Strengths: Fast, scalable, handle interactions naturally

Weaknesses: Don't understand sequences without explicit lag features

Neural Networks

Feed-forward NNs: Similar to tree models, need engineered features

RNNs/LSTMs: Process sequences directly, maintain internal memory for long dependencies

Seq2Seq: Encoder-decoder for multi-step forecasts

Temporal CNNs: Convolutional filters across time, fast and parallel

Transformers: Attention mechanisms focus on relevant past time steps. Powerful but data-hungry.

When to use: Complex patterns, long sequences, many interacting variables, large datasets

Evaluation

Never shuffle data. Train on earlier periods, test on later periods.

Metrics

MAE (Mean Absolute Error): Average error in original units. Easy to interpret, stable.

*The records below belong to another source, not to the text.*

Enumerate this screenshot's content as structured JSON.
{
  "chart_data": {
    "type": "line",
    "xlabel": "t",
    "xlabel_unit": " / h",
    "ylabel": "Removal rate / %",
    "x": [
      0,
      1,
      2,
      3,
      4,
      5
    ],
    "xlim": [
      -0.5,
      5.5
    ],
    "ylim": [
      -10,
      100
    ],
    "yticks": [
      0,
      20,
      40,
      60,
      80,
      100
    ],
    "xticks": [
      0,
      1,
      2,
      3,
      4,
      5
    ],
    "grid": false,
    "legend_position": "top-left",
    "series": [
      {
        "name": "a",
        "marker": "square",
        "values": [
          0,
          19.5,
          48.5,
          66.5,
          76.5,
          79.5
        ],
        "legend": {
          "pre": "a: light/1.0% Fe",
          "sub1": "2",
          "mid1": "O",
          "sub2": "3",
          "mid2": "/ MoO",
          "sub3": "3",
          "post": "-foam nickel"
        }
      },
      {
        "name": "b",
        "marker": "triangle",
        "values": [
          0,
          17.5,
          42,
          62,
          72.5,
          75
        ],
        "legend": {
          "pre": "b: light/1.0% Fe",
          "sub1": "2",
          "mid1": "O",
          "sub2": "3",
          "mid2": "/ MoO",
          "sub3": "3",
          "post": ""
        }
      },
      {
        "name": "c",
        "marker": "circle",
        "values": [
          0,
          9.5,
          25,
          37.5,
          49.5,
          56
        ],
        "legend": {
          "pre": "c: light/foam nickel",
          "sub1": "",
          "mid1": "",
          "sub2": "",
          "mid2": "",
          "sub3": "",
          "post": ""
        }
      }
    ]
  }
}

\text{MAE} = \frac{1}{n}\sum_{i=1}^{n} |y_i - \hat{y}_i|

RMSE (Root Mean Squared Error): Penalizes large errors more. Use when big mistakes are costly.

\text{RMSE} = \sqrt{\frac{1}{n}\sum_{i=1}^{n} (y_i - \hat{y}_i)^2}

MAPE (Mean Absolute Percentage Error): Error as percentage. Business-friendly. Unstable near zero.

\text{MAPE} = \frac{100\%}{n}\sum_{i=1}^{n} \left|\frac{y_i - \hat{y}_i}{y_i}\right|

sMAPE (Symmetric MAPE): Divides by average of actual and forecast. More stable than MAPE near zero.

Validation

Rolling window: Train on Jan-Jun, forecast July. Then train on Jan-Jul, forecast August. Repeat.

Expanding window: Keep adding data to training set.

Simulates real deployment where models update continuously.

Rolling window validation splits data chronologically into multiple train-test pairs. Each iteration moves forward in time, training on past data and testing on the immediate future. This approach provides realistic error estimates that reflect how the model will perform in production.

Horizon

Accuracy decreases with forecast horizon. One-step-ahead is easier than 30-steps-ahead. Evaluate errors at different horizons separately.

Common Pitfalls

Data leakage: Using future information. Happens with:

Incorrect rolling windows (including future)
Scaling using full dataset statistics
Wrong lag shifts

Solution: All transformations must use only past data. Recompute statistics chronologically.

Ignoring seasonality: Weekly, monthly, yearly patterns matter. Model them explicitly or remove them.

Treating time as a feature: Don't use timestamp directly as input to tree models. Extract meaningful features (day of week, month, etc.).

Not monitoring drift: Patterns change. Customer behavior shifts. Retrain regularly and monitor forecast accuracy.

Choosing an Approach

Simple, stable patterns: Exponential smoothing or ARIMA

Strong external drivers: Tree-based ML (XGBoost, LightGBM)

Complex sequences, long dependencies: RNNs, LSTMs, Transformers

Multiple interacting seasonalities: SARIMA or neural networks

Large scale (thousands of series): Tree models or simple methods that parallelize

Need interpretability: Classical models or tree models with feature importance

Start simple. Add complexity only if simpler methods fail. ARIMA often beats fancy neural networks on small datasets.